The United States is responsible for a quarter of the world's consumption of methyl bromide. The stuff is so toxic, it is deadly when humans come in contact with it. And the chemical also has been linked to prostate cancers in farmers.

 

If Bush gets his way, his administration is going to snub the Montreal Protocol, just as it did the Kyoto Protocol. We can then watch the southern hole in the ozone layer get wider and wider until the protective covering disappears from our planet altogether.

 

Not only is the U.S. government demanding the right to continue using methyl bromide to treat golf courses, it also wants to exploit a loophole in the treaty that would allow the use of the gas to treat wood packaging.
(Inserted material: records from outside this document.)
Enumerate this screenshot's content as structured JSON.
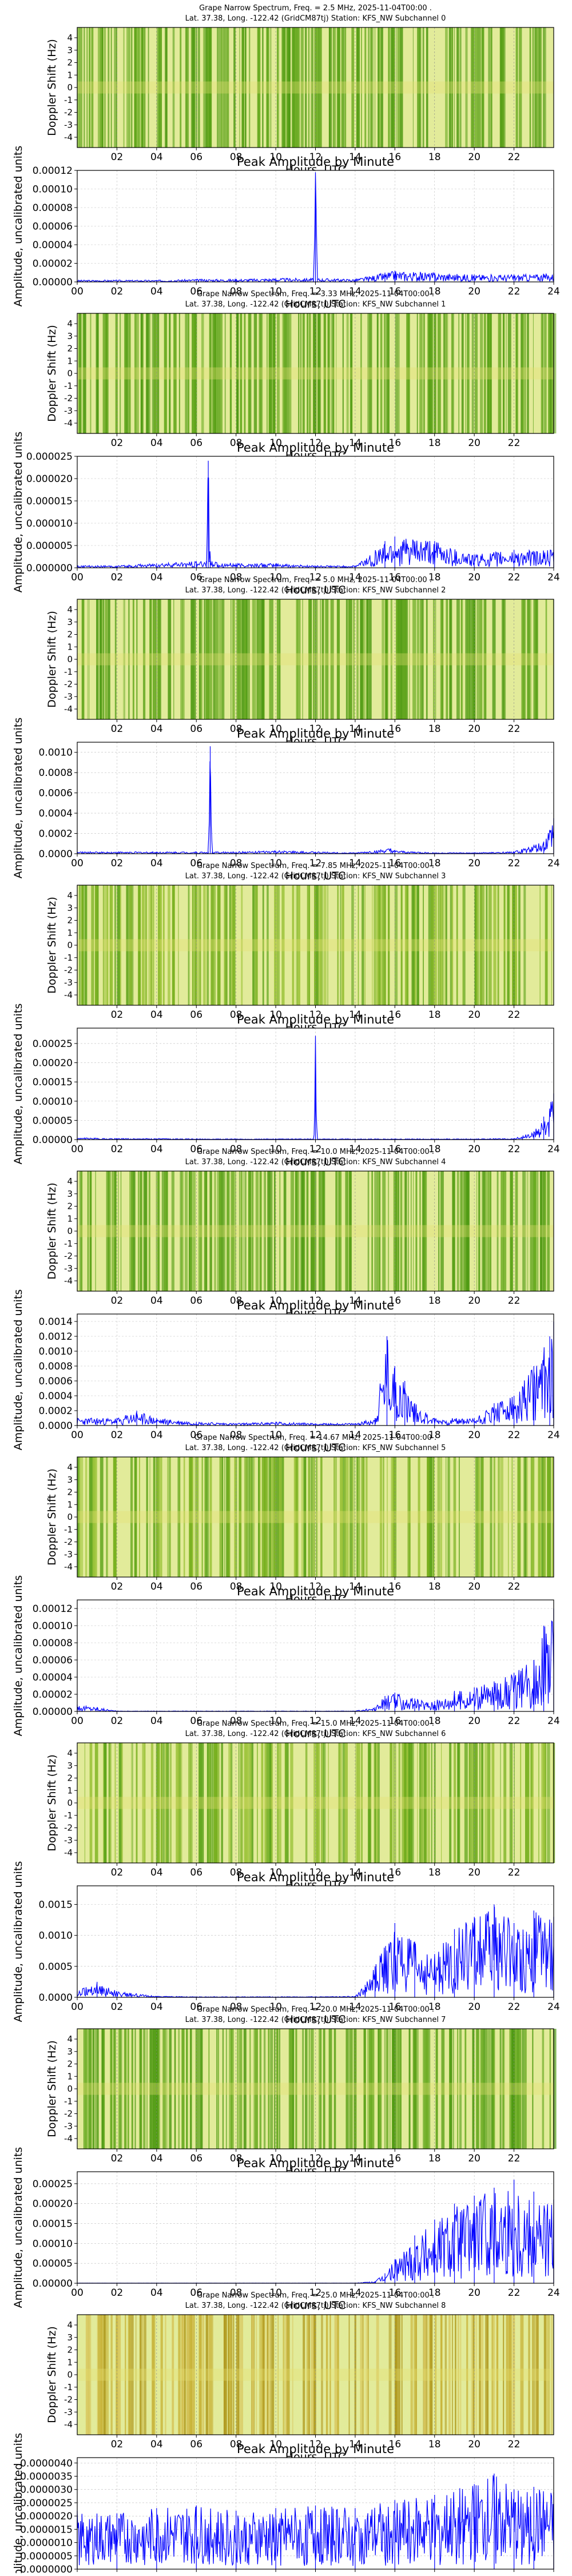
{
  "figure": {
    "shared": {
      "spectrogram_ylabel": "Doppler Shift (Hz)",
      "xlabel": "Hours, UTC",
      "amp_title": "Peak Amplitude by Minute",
      "amp_ylabel": "Amplitude, uncalibrated units",
      "spec_xticks": [
        "02",
        "04",
        "06",
        "08",
        "10",
        "12",
        "14",
        "16",
        "18",
        "20",
        "22"
      ],
      "amp_xticks": [
        "00",
        "02",
        "04",
        "06",
        "08",
        "10",
        "12",
        "14",
        "16",
        "18",
        "20",
        "22",
        "24"
      ],
      "spec_yticks": [
        "4",
        "3",
        "2",
        "1",
        "0",
        "-1",
        "-2",
        "-3",
        "-4"
      ],
      "colors": {
        "spec_green": "#5ba218",
        "spec_yellow": "#e6e070",
        "spec_bg": "#e2eb9a",
        "amp_line": "#0000ff",
        "grid": "#bbbbbb"
      }
    }
  },
  "chart_data": [
    {
      "type": "heatmap",
      "title_line1": "Grape Narrow Spectrum, Freq. = 2.5 MHz, 2025-11-04T00:00 .",
      "title_line2": "Lat.  37.38, Long. -122.42 (GridCM87tj) Station: KFS_NW Subchannel 0",
      "xlabel": "Hours, UTC",
      "ylabel": "Doppler Shift (Hz)",
      "xlim": [
        0,
        24
      ],
      "ylim": [
        -4,
        4
      ],
      "tint": "green"
    },
    {
      "type": "line",
      "title": "Peak Amplitude by Minute",
      "xlabel": "Hours, UTC",
      "ylabel": "Amplitude, uncalibrated units",
      "xlim": [
        0,
        24
      ],
      "ylim": [
        0,
        0.00012
      ],
      "yticks": [
        "0.00000",
        "0.00002",
        "0.00004",
        "0.00006",
        "0.00008",
        "0.00010",
        "0.00012"
      ],
      "x": [
        0,
        2,
        4,
        6,
        8,
        10,
        11.9,
        12,
        12.1,
        14,
        15.5,
        16,
        18,
        20,
        22,
        24
      ],
      "y": [
        2e-06,
        2e-06,
        2e-06,
        3e-06,
        3e-06,
        4e-06,
        4e-06,
        0.000118,
        4e-06,
        3e-06,
        1e-05,
        1.2e-05,
        1e-05,
        8e-06,
        8e-06,
        9e-06
      ]
    },
    {
      "type": "heatmap",
      "title_line1": "Grape Narrow Spectrum, Freq. = 3.33 MHz, 2025-11-04T00:00 .",
      "title_line2": "Lat.  37.38, Long. -122.42 (GridCM87tj) Station: KFS_NW Subchannel 1",
      "xlabel": "Hours, UTC",
      "ylabel": "Doppler Shift (Hz)",
      "xlim": [
        0,
        24
      ],
      "ylim": [
        -4,
        4
      ],
      "tint": "green"
    },
    {
      "type": "line",
      "title": "Peak Amplitude by Minute",
      "xlabel": "Hours, UTC",
      "ylabel": "Amplitude, uncalibrated units",
      "xlim": [
        0,
        24
      ],
      "ylim": [
        0,
        2.5e-05
      ],
      "yticks": [
        "0.000000",
        "0.000005",
        "0.000010",
        "0.000015",
        "0.000020",
        "0.000025"
      ],
      "x": [
        0,
        2,
        4,
        6,
        6.5,
        6.6,
        6.7,
        8,
        10,
        12,
        14,
        15.5,
        16,
        18,
        20,
        22,
        24
      ],
      "y": [
        5e-07,
        5e-07,
        1e-06,
        1.5e-06,
        1.5e-06,
        2.4e-05,
        1.5e-06,
        1e-06,
        1e-06,
        5e-07,
        5e-07,
        6e-06,
        7e-06,
        6e-06,
        3e-06,
        4e-06,
        4e-06
      ]
    },
    {
      "type": "heatmap",
      "title_line1": "Grape Narrow Spectrum, Freq. = 5.0 MHz, 2025-11-04T00:00 .",
      "title_line2": "Lat.  37.38, Long. -122.42 (GridCM87tj) Station: KFS_NW Subchannel 2",
      "xlabel": "Hours, UTC",
      "ylabel": "Doppler Shift (Hz)",
      "xlim": [
        0,
        24
      ],
      "ylim": [
        -4,
        4
      ],
      "tint": "green"
    },
    {
      "type": "line",
      "title": "Peak Amplitude by Minute",
      "xlabel": "Hours, UTC",
      "ylabel": "Amplitude, uncalibrated units",
      "xlim": [
        0,
        24
      ],
      "ylim": [
        0,
        0.0011
      ],
      "yticks": [
        "0.0000",
        "0.0002",
        "0.0004",
        "0.0006",
        "0.0008",
        "0.0010"
      ],
      "x": [
        0,
        2,
        4,
        6,
        6.6,
        6.7,
        6.8,
        8,
        10,
        12,
        14,
        15.8,
        16,
        18,
        20,
        22,
        23.5,
        24
      ],
      "y": [
        2e-05,
        2e-05,
        2e-05,
        2e-05,
        2e-05,
        0.00106,
        2e-05,
        2e-05,
        3e-05,
        2e-05,
        1e-05,
        5e-05,
        3e-05,
        1e-05,
        1e-05,
        2e-05,
        0.00012,
        0.00035
      ]
    },
    {
      "type": "heatmap",
      "title_line1": "Grape Narrow Spectrum, Freq. = 7.85 MHz, 2025-11-04T00:00 .",
      "title_line2": "Lat.  37.38, Long. -122.42 (GridCM87tj) Station: KFS_NW Subchannel 3",
      "xlabel": "Hours, UTC",
      "ylabel": "Doppler Shift (Hz)",
      "xlim": [
        0,
        24
      ],
      "ylim": [
        -4,
        4
      ],
      "tint": "mixed"
    },
    {
      "type": "line",
      "title": "Peak Amplitude by Minute",
      "xlabel": "Hours, UTC",
      "ylabel": "Amplitude, uncalibrated units",
      "xlim": [
        0,
        24
      ],
      "ylim": [
        0,
        0.00029
      ],
      "yticks": [
        "0.00000",
        "0.00005",
        "0.00010",
        "0.00015",
        "0.00020",
        "0.00025"
      ],
      "x": [
        0,
        2,
        4,
        6,
        8,
        10,
        11.9,
        12,
        12.1,
        14,
        16,
        18,
        20,
        22,
        23,
        23.5,
        24
      ],
      "y": [
        5e-06,
        3e-06,
        3e-06,
        2e-06,
        2e-06,
        2e-06,
        2e-06,
        0.00027,
        2e-06,
        2e-06,
        2e-06,
        2e-06,
        2e-06,
        3e-06,
        2e-05,
        6e-05,
        0.00012
      ]
    },
    {
      "type": "heatmap",
      "title_line1": "Grape Narrow Spectrum, Freq. = 10.0 MHz, 2025-11-04T00:00 .",
      "title_line2": "Lat.  37.38, Long. -122.42 (GridCM87tj) Station: KFS_NW Subchannel 4",
      "xlabel": "Hours, UTC",
      "ylabel": "Doppler Shift (Hz)",
      "xlim": [
        0,
        24
      ],
      "ylim": [
        -4,
        4
      ],
      "tint": "green"
    },
    {
      "type": "line",
      "title": "Peak Amplitude by Minute",
      "xlabel": "Hours, UTC",
      "ylabel": "Amplitude, uncalibrated units",
      "xlim": [
        0,
        24
      ],
      "ylim": [
        0,
        0.0015
      ],
      "yticks": [
        "0.0000",
        "0.0002",
        "0.0004",
        "0.0006",
        "0.0008",
        "0.0010",
        "0.0012",
        "0.0014"
      ],
      "x": [
        0,
        1,
        2,
        3,
        4,
        6,
        8,
        10,
        12,
        14,
        15,
        15.6,
        16,
        16.5,
        17,
        18,
        20,
        21,
        22,
        23,
        23.8,
        24
      ],
      "y": [
        0.0001,
        0.0001,
        0.0001,
        0.0002,
        0.0001,
        5e-05,
        3e-05,
        5e-05,
        3e-05,
        3e-05,
        0.0001,
        0.0012,
        0.0008,
        0.0006,
        0.0003,
        0.0001,
        0.0001,
        0.0003,
        0.0004,
        0.0008,
        0.0012,
        0.0014
      ]
    },
    {
      "type": "heatmap",
      "title_line1": "Grape Narrow Spectrum, Freq. = 14.67 MHz, 2025-11-04T00:00 .",
      "title_line2": "Lat.  37.38, Long. -122.42 (GridCM87tj) Station: KFS_NW Subchannel 5",
      "xlabel": "Hours, UTC",
      "ylabel": "Doppler Shift (Hz)",
      "xlim": [
        0,
        24
      ],
      "ylim": [
        -4,
        4
      ],
      "tint": "mixed"
    },
    {
      "type": "line",
      "title": "Peak Amplitude by Minute",
      "xlabel": "Hours, UTC",
      "ylabel": "Amplitude, uncalibrated units",
      "xlim": [
        0,
        24
      ],
      "ylim": [
        0,
        0.00013
      ],
      "yticks": [
        "0.00000",
        "0.00002",
        "0.00004",
        "0.00006",
        "0.00008",
        "0.00010",
        "0.00012"
      ],
      "x": [
        0,
        1,
        2,
        4,
        6,
        8,
        10,
        12,
        14,
        15,
        15.5,
        16,
        17,
        18,
        19,
        20,
        21,
        22,
        23,
        23.5,
        24
      ],
      "y": [
        8e-06,
        5e-06,
        5e-07,
        5e-07,
        5e-07,
        5e-07,
        5e-07,
        5e-07,
        5e-07,
        5e-06,
        1.8e-05,
        2.2e-05,
        1.5e-05,
        1.2e-05,
        2.4e-05,
        2.8e-05,
        3.5e-05,
        4.5e-05,
        6e-05,
        0.0001,
        0.00012
      ]
    },
    {
      "type": "heatmap",
      "title_line1": "Grape Narrow Spectrum, Freq. = 15.0 MHz, 2025-11-04T00:00 .",
      "title_line2": "Lat.  37.38, Long. -122.42 (GridCM87tj) Station: KFS_NW Subchannel 6",
      "xlabel": "Hours, UTC",
      "ylabel": "Doppler Shift (Hz)",
      "xlim": [
        0,
        24
      ],
      "ylim": [
        -4,
        4
      ],
      "tint": "mixed"
    },
    {
      "type": "line",
      "title": "Peak Amplitude by Minute",
      "xlabel": "Hours, UTC",
      "ylabel": "Amplitude, uncalibrated units",
      "xlim": [
        0,
        24
      ],
      "ylim": [
        0,
        0.0018
      ],
      "yticks": [
        "0.0000",
        "0.0005",
        "0.0010",
        "0.0015"
      ],
      "x": [
        0,
        1,
        2,
        4,
        6,
        8,
        10,
        12,
        14,
        14.5,
        15,
        16,
        17,
        18,
        19,
        20,
        21,
        22,
        23,
        24
      ],
      "y": [
        0.0001,
        0.00025,
        0.0001,
        2e-05,
        1e-05,
        1e-05,
        1e-05,
        1e-05,
        2e-05,
        0.0002,
        0.0005,
        0.0012,
        0.0009,
        0.0007,
        0.0011,
        0.0013,
        0.0015,
        0.0012,
        0.0014,
        0.0013
      ]
    },
    {
      "type": "heatmap",
      "title_line1": "Grape Narrow Spectrum, Freq. = 20.0 MHz, 2025-11-04T00:00 .",
      "title_line2": "Lat.  37.38, Long. -122.42 (GridCM87tj) Station: KFS_NW Subchannel 7",
      "xlabel": "Hours, UTC",
      "ylabel": "Doppler Shift (Hz)",
      "xlim": [
        0,
        24
      ],
      "ylim": [
        -4,
        4
      ],
      "tint": "green"
    },
    {
      "type": "line",
      "title": "Peak Amplitude by Minute",
      "xlabel": "Hours, UTC",
      "ylabel": "Amplitude, uncalibrated units",
      "xlim": [
        0,
        24
      ],
      "ylim": [
        0,
        0.00028
      ],
      "yticks": [
        "0.00000",
        "0.00005",
        "0.00010",
        "0.00015",
        "0.00020",
        "0.00025"
      ],
      "x": [
        0,
        2,
        4,
        6,
        8,
        10,
        12,
        14,
        15,
        15.5,
        16,
        17,
        18,
        19,
        20,
        21,
        22,
        23,
        24
      ],
      "y": [
        5e-07,
        5e-07,
        5e-07,
        5e-07,
        5e-07,
        5e-07,
        5e-07,
        5e-07,
        5e-06,
        2.5e-05,
        6e-05,
        0.00012,
        0.00016,
        0.0002,
        0.00022,
        0.00024,
        0.00026,
        0.00023,
        0.00021
      ]
    },
    {
      "type": "heatmap",
      "title_line1": "Grape Narrow Spectrum, Freq. = 25.0 MHz, 2025-11-04T00:00 .",
      "title_line2": "Lat.  37.38, Long. -122.42 (GridCM87tj) Station: KFS_NW Subchannel 8",
      "xlabel": "Hours, UTC",
      "ylabel": "Doppler Shift (Hz)",
      "xlim": [
        0,
        24
      ],
      "ylim": [
        -4,
        4
      ],
      "tint": "yellow"
    },
    {
      "type": "line",
      "title": "Peak Amplitude by Minute",
      "xlabel": "Hours, UTC",
      "ylabel": "Amplitude, uncalibrated units",
      "xlim": [
        0,
        24
      ],
      "ylim": [
        0,
        4.2e-06
      ],
      "yticks": [
        "0.0000000",
        "0.0000005",
        "0.0000010",
        "0.0000015",
        "0.0000020",
        "0.0000025",
        "0.0000030",
        "0.0000035",
        "0.0000040"
      ],
      "x": [
        0,
        2,
        4,
        6,
        8,
        10,
        12,
        14,
        16,
        18,
        20,
        21,
        22,
        23,
        24
      ],
      "y": [
        2.2e-06,
        2.1e-06,
        2.3e-06,
        2.4e-06,
        2.2e-06,
        2.3e-06,
        2.4e-06,
        2.3e-06,
        2.6e-06,
        2.8e-06,
        3.2e-06,
        3.6e-06,
        3e-06,
        3.1e-06,
        2.9e-06
      ]
    }
  ]
}
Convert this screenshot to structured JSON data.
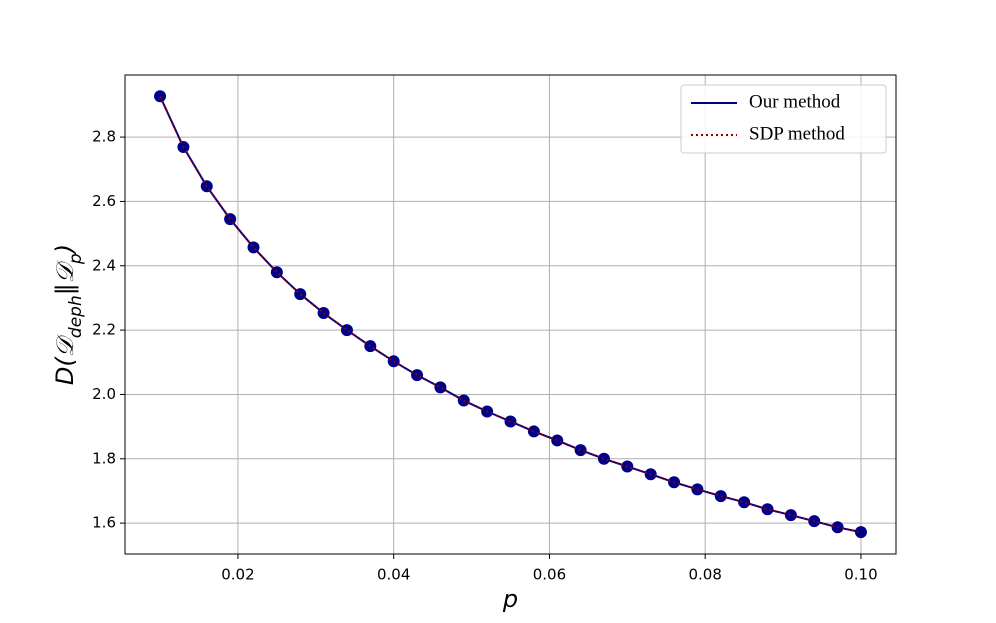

Instead of phasing out the use of the poison, American industry might actually increase production and use.

 

An international conference in Nairobi will consider the U.S. demands for protocol exemptions in the fall. If successful, environmental groups fear the treaty will start to fall apart.

 

 "The US is reneging on the agreement, and working very, very hard to get other countries to agree," said David Doniger, former government official and now with the Natural Resources Defense Council.

 

Dr. Joe Farman, the Cambridge scientist that discovered the Antarctic ozone hole, was quoted in one British newspaper: "This is madness. We do not need this chemical. We do need the ozone layer. How stupid can people be?"

 

When you think about the millions of years it took for that ozone to build up there in the stratosphere, and the millions of years more it will take for it to be replaced, letting Mr. Bush and pals get away with this is a serious crime.

 

In the interest of money, they could be sounding a death knell for the entire human race and it might be coming down on us sooner than anybody might image.